Geography of France: Important Geographical Information about France
In this Country Profile
The natural units that make up France include various important river basins like Garonne, Basin of Paris, Rhone-Saone. These are set around a block of highland lying centrally in the southern half of France and are known as the Central Plateau. Mainland France is drained by five major river systems. The River Loire, which is the longest French river, runs 1020 km from the Massif Central in the heart of France to the Atlantic Ocean. The River Seine runs from Burgundy to the English Channel and passes through Paris. The River Rhone links the Alps and Lake Geneva with the Mediterranean running through south west France.

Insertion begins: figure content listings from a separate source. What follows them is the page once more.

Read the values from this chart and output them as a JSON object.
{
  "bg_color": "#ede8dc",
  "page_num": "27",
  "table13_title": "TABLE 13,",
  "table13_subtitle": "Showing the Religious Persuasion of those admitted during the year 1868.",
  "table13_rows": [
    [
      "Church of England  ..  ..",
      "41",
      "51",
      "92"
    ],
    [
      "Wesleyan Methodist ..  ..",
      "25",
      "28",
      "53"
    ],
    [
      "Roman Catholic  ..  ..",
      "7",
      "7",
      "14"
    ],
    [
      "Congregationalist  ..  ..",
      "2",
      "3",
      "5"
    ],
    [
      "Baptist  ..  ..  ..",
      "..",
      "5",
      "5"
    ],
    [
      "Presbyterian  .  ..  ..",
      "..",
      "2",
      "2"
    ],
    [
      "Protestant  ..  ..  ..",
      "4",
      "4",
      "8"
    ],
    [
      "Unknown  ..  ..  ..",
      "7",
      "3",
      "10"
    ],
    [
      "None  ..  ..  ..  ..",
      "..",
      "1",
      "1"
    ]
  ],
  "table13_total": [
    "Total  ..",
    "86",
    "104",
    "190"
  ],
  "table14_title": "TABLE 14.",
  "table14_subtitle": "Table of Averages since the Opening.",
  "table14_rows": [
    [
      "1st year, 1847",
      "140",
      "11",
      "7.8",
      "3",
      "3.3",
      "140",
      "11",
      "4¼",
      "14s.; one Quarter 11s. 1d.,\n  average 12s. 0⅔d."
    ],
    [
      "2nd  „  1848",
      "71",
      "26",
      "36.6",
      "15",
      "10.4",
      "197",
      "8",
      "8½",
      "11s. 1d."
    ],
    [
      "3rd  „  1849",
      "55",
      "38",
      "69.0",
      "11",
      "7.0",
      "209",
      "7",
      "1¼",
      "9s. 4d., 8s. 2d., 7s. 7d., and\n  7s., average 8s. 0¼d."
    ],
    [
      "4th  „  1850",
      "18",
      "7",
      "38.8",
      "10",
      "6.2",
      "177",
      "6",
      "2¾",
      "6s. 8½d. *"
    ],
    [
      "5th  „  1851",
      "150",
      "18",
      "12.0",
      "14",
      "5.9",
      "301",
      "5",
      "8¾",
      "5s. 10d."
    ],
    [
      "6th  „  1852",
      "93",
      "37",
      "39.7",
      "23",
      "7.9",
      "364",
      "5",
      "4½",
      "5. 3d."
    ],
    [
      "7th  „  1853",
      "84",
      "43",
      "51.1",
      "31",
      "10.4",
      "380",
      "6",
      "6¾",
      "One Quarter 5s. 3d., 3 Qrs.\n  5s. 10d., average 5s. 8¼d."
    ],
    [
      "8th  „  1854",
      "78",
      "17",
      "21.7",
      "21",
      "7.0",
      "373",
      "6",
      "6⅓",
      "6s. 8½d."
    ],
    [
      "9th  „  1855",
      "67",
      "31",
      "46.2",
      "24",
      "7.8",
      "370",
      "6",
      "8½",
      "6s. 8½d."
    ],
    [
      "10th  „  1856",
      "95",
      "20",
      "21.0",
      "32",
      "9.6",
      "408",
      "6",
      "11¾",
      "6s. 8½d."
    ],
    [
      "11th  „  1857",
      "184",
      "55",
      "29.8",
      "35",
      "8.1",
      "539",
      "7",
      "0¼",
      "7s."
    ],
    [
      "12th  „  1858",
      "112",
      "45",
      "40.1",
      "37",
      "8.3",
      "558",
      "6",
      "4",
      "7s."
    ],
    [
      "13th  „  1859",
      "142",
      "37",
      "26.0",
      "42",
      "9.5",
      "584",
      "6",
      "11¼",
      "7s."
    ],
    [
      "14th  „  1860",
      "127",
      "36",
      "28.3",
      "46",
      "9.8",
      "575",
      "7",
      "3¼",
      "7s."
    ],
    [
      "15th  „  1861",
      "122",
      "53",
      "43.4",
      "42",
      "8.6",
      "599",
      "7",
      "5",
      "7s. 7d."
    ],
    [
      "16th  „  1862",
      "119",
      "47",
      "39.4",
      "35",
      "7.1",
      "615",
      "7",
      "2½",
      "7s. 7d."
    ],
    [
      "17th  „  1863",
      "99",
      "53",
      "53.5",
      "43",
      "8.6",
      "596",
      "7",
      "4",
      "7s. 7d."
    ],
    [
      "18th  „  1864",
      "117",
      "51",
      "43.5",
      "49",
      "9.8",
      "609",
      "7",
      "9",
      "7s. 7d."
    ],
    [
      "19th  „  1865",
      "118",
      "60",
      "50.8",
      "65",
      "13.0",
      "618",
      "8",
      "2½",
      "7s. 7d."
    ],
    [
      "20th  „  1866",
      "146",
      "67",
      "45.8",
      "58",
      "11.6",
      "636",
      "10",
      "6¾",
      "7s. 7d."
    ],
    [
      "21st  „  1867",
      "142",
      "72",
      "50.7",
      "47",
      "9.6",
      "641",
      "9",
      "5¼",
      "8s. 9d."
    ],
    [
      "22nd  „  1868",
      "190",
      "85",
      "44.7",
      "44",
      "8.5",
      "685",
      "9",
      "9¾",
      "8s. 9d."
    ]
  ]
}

Two thirds of France are mountains and hills, with the Alps, Pyrenees and Vosges ranges. France is predominantly low-land although there are some important uplands. In the Alps near the Italian and Swiss borders is western Europe’s highest point: Mont Blanc (4810 m). The forest-covered Vosges Mountains are in the northeast, and the Pyrénées are along the Spanish border. Therefore, the Central Alps and the Pyrénées are the two major mountain chains in France.
France has a long and extensive coastline with an extremely varied scenery. The Mediterranean coast includes the famous tourist area, the French Riviera. The hot, dry summers and mild winters make it a popular beach area. Sandy beaches are found along the edges of plains and plateaux in Flanders, Les Landes, the Languedoc and eastern Corsica.